Text
Gemma 4 E4B
Google's Gemma 4 E4B variant with Q4_K_M GGUF support on Jetson through llama.cpp
Memory Requirement 8GB RAM
Precision Q4_K_M GGUF
Size 5.3GB
Jetson Inference - Supported Inference Engines
🚀
Container # Run Command
sudo docker run -it --rm --pull always --runtime=nvidia --network host -v $HOME/.cache/huggingface:/root/.cache/huggingface ghcr.io/nvidia-ai-iot/llama_cpp:gemma4-jetson-orin llama-server -hf ggml-org/gemma-4-E4B-it-GGUF:Q4_K_M Model Details
Gemma 4 E4B is a lightweight Gemma 4 model that can be served locally on Jetson with llama.cpp. In Google’s launch material, E4B is framed as the stronger edge-focused sibling to E2B, combining on-device efficiency with materially better coding, reasoning, and multimodal performance.
- Local coding assistants on Orin Nano, Orin NX, or AGX Orin
- Multimodal document and screen-understanding with optional voice input
- Tool-using assistants that need better reasoning than E2B
- A balanced default for edge AI demos or products that need better quality without moving to the larger models
Inputs and Outputs
Input: Text, image, and audio
Output: Text
Supported Platforms
- Jetson Orin
- Jetson Thor
Inference Engine
This model is configured to run on Jetson with llama.cpp.
Official Highlights
- Google’s model card describes E4B as a dense multimodal model with 4.5B effective parameters and 8B parameters including embeddings.

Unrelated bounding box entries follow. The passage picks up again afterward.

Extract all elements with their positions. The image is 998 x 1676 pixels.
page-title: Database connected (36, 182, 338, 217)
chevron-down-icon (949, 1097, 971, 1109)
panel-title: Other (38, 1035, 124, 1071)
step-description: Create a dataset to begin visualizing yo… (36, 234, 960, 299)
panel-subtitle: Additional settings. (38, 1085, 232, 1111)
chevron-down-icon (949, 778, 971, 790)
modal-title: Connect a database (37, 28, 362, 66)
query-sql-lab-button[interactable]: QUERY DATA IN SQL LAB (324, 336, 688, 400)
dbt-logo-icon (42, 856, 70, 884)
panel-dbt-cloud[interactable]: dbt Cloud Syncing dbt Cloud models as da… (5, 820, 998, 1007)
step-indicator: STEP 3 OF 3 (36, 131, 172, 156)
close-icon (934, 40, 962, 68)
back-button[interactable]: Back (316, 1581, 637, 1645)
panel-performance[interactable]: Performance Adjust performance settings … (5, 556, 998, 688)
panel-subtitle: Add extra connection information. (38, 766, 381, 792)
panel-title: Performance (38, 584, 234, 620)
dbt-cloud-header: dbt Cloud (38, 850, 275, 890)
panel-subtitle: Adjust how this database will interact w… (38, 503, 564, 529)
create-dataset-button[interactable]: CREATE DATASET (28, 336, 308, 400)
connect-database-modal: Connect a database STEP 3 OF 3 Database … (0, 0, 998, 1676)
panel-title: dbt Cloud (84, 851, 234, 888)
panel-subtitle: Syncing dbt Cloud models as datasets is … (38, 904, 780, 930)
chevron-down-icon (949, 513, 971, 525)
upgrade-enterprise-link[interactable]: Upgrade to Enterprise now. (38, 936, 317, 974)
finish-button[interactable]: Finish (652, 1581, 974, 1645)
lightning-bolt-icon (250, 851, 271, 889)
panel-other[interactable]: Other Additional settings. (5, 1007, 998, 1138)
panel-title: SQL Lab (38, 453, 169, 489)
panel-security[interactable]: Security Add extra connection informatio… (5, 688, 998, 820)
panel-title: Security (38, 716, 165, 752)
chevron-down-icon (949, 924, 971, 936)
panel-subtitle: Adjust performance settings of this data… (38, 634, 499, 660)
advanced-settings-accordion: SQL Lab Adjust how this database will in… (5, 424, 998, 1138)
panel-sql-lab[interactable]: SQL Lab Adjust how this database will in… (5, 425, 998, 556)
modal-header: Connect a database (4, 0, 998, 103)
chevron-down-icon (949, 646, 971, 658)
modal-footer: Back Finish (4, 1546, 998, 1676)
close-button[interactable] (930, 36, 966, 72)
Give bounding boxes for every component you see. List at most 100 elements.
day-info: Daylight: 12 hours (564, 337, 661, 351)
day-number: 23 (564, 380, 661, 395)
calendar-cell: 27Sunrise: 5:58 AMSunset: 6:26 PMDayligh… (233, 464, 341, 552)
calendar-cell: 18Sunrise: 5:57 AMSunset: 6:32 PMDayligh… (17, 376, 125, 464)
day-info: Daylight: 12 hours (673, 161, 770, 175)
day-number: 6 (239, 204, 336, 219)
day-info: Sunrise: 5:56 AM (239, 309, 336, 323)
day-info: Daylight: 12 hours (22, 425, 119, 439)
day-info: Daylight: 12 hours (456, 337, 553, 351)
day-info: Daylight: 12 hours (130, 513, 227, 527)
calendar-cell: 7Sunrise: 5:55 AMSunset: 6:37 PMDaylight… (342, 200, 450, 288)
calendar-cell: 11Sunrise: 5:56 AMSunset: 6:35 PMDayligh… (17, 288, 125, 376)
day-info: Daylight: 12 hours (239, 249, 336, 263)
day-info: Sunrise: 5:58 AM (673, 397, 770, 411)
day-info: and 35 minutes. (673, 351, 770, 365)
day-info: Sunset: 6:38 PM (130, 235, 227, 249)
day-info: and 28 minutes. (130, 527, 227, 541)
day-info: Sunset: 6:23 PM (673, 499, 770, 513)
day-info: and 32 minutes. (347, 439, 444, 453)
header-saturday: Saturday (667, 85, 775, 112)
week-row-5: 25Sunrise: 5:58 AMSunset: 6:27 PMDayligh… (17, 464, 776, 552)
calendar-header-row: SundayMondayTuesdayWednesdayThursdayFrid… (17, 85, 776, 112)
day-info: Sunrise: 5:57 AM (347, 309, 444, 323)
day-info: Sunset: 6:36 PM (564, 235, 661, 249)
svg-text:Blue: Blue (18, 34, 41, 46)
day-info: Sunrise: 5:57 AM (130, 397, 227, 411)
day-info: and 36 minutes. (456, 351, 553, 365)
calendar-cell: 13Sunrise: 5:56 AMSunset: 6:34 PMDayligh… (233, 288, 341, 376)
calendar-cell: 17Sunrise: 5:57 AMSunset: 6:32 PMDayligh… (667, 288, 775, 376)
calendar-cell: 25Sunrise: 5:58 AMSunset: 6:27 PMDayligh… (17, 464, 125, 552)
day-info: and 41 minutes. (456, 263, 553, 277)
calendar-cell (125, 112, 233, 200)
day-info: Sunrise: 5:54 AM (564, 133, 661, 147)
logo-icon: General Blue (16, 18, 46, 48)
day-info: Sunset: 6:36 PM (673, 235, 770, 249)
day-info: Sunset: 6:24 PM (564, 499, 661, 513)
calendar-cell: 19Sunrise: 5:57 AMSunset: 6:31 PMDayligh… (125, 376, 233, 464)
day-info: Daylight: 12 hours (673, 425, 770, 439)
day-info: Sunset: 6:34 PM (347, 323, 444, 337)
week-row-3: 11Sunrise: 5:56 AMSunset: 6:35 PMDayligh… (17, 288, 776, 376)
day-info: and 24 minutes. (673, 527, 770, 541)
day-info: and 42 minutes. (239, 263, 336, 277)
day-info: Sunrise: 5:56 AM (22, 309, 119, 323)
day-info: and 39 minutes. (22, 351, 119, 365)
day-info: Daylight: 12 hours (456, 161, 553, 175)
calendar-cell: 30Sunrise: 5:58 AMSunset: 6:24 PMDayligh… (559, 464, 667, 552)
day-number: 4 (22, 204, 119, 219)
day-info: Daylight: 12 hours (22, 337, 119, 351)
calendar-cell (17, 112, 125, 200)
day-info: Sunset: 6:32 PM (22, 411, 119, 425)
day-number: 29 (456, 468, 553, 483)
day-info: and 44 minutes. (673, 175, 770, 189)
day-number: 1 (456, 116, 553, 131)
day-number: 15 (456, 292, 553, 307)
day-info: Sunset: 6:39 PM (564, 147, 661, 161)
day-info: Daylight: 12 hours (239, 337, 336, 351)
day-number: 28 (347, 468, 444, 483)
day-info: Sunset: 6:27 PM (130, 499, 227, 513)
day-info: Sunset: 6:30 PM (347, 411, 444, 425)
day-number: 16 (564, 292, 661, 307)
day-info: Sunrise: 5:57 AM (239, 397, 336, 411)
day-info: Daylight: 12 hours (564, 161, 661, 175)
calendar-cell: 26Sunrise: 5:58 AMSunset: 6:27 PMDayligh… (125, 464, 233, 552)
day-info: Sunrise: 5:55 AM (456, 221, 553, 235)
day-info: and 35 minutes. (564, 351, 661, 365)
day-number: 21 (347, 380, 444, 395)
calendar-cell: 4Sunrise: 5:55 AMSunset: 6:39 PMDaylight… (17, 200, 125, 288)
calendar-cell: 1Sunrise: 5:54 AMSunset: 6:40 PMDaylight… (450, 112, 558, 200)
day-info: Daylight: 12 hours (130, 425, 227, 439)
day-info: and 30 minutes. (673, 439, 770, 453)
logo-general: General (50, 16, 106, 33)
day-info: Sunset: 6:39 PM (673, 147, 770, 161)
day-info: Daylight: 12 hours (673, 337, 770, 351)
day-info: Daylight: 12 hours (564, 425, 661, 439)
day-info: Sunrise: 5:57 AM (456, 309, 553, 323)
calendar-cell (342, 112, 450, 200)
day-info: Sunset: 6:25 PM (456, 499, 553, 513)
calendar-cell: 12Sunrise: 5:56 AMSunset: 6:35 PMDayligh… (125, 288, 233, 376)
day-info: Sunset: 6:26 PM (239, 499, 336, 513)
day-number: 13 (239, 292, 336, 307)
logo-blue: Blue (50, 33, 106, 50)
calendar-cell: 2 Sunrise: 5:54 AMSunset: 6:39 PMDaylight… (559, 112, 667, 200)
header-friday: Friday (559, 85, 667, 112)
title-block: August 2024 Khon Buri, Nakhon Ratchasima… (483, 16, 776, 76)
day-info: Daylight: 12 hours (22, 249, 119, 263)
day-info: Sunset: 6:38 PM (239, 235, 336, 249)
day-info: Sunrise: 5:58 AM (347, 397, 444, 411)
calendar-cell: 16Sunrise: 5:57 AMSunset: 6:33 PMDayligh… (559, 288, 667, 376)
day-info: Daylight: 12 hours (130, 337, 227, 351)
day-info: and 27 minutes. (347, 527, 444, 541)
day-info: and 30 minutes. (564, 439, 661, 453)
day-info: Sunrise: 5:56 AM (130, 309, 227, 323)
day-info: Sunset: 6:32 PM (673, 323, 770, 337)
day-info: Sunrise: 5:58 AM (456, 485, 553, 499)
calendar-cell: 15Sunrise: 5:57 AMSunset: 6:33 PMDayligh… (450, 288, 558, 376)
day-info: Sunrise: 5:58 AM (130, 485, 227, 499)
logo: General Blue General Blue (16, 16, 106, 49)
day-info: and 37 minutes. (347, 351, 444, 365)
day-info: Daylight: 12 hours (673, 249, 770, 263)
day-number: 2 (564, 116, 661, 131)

- It supports 128K context, text/image/audio input, function calling, and configurable thinking mode.
- In Google’s published benchmark table, E4B lands well above E2B on reasoning, coding, and vision tasks, making it the better general-purpose edge choice when memory allows.
- Like E2B, E4B includes official support for automatic speech recognition and speech translation on short audio clips.